Once, I’d looked at these dresses all the time. As a small child I used to climb into the wardrobe and pull the door shut and sit there, wound about with my mother’s old clothes. I’d like to have said that they smelt of her, but of course they didn’t; they smelt of washing powder and fabric softener, not of human skin. As the years went by they smelt less pleasant, stale air beginning to permeate their fibres, until one day I closed the door of the wardrobe for the last time and left childish things behind.
There were three spare rooms on the first floor. In the second room, a bank of wardrobes stood against one wall. I flicked through the hangers, each garment wrapped in its own shroud of plastic. I found a plain black dress that looked as if it would fit. It would have to be washed and dried before I could wear it – perhaps Mrs. Green would see to it. I held it against myself for a moment, imagining my mother wearing it, sometime in the late sixties. I’d seen photos, although never of her in this actual dress. She had blonde hair like mine... I put a hand up to my head, running a strand through my fingers. I was eleven months old when she died in a car crash. I was in the car with her, but I’d escaped almost unhurt. Flying glass had cut open my face, the blood sheeting down the side of my neck like a red scarf. Otherwise, there hadn’t been another scratch on me. Like a miracle, Angus had once said to me, in an unusually unguarded moment. But I sometimes wondered whether some part of me had been hurt, as well as my face; some hidden, inner part of me. I thought that every time I saw the scar in the mirror. I shook my head. I’m better now, I told myself firmly, and marched to the door of the room.
“Penny for them?”
“What?” I said, startled. Matt was holding a glass of wine in front of my face. I tried not to grab for it.
“You were miles away.”
“I know,” I sighed. “I’m sorry.”
“Christ, darling, you don’t have to apologise. I can imagine what you’re thinking about.”
“Actually, I’m not,” I said. “I was thinking about meeting you for the first time.”
He raised his eyebrows. “Well, that’s a happy memory for a change.” He paused, then grinned. “Isn’t it?”
“Of course.”
“I even remember what you were wearing.”
“Oh yes?”
“Some lovely old dress of your mother’s. Very sexy you looked in it, too.”
I snorted. “You were wearing that bloody awful old jacket. As usual. You didn’t look sexy in it at all.”
“That must have been why I asked you on a date, and not the other way round.”
“I said yes, though.”
“Eventually.”
We regarded each other over the table, and smiled.

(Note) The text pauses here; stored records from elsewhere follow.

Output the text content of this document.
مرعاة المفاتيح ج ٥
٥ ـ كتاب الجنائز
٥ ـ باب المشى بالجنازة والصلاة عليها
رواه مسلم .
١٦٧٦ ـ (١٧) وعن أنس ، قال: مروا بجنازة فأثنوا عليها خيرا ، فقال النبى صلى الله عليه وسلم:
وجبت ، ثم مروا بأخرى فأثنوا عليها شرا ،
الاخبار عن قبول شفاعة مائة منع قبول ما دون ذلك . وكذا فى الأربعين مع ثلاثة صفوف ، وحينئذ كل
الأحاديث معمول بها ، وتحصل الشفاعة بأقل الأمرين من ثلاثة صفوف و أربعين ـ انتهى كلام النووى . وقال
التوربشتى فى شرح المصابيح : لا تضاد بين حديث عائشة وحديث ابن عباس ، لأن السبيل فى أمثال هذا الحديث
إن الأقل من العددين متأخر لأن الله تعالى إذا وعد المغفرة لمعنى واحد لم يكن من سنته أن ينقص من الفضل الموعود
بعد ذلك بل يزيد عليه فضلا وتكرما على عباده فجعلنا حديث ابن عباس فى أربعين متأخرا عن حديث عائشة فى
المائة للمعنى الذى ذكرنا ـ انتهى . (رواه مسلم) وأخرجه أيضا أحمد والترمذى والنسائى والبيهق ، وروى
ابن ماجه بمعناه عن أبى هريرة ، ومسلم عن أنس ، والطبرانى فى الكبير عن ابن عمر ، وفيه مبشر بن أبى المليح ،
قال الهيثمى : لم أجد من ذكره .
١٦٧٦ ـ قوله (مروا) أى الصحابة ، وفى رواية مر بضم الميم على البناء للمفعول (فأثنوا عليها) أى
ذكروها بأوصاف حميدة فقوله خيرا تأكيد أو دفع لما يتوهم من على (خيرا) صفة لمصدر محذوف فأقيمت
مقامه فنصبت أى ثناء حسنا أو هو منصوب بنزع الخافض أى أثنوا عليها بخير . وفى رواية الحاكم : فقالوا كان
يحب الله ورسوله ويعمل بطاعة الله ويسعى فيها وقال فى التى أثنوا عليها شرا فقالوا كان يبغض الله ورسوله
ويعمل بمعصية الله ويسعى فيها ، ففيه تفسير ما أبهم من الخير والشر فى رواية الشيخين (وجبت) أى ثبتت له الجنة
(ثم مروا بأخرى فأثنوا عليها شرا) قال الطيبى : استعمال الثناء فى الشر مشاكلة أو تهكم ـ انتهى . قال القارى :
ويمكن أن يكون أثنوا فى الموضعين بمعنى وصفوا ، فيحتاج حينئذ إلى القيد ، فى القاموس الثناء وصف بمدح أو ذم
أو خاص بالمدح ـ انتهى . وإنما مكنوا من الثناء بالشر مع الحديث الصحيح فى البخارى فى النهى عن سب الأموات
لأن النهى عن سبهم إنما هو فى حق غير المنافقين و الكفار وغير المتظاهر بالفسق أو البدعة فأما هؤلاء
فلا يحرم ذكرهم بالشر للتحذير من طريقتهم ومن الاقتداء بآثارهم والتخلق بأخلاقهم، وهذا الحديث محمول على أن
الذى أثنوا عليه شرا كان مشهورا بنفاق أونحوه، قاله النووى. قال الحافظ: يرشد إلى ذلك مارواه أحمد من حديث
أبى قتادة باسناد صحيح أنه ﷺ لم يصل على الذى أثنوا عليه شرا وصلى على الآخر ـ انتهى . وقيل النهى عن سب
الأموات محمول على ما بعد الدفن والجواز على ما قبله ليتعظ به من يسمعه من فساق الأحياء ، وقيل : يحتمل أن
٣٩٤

I hadn’t actually spoken to Matt that first night until after dinner, when everyone was out on the terrace. It was a beautiful evening, the air soft and scented with the heavy, drowsy smells of summer. Insects flickered about the outside lamps and midges came to bite us, until I went to light the citronella candles that were dotted about on the walls of the terrace. Matt saw me casting about for matches and offered me his lighter, a beautiful thing of old, polished brass, a faint design of vine leaves on its surface worn almost smooth by years of wear. He’d already lit a cigarette; I watched him smoke it slowly and thoughtfully, his eyes closing slightly on every intake of breath. I handed him back the lighter and he took it from me, his fingers brushing mine.
“I’m so pleased to meet you, Maudie,” he said, once more. “Angus talks about you a lot.”
“He does?” Momentarily, I was wrong footed. What had he been saying about me? Had he mentioned my – my illness? You’ve got to think of it as an illness, Maudie, I heard Margaret say in the confines of my head. You have to get over an illness. You have to convalesce.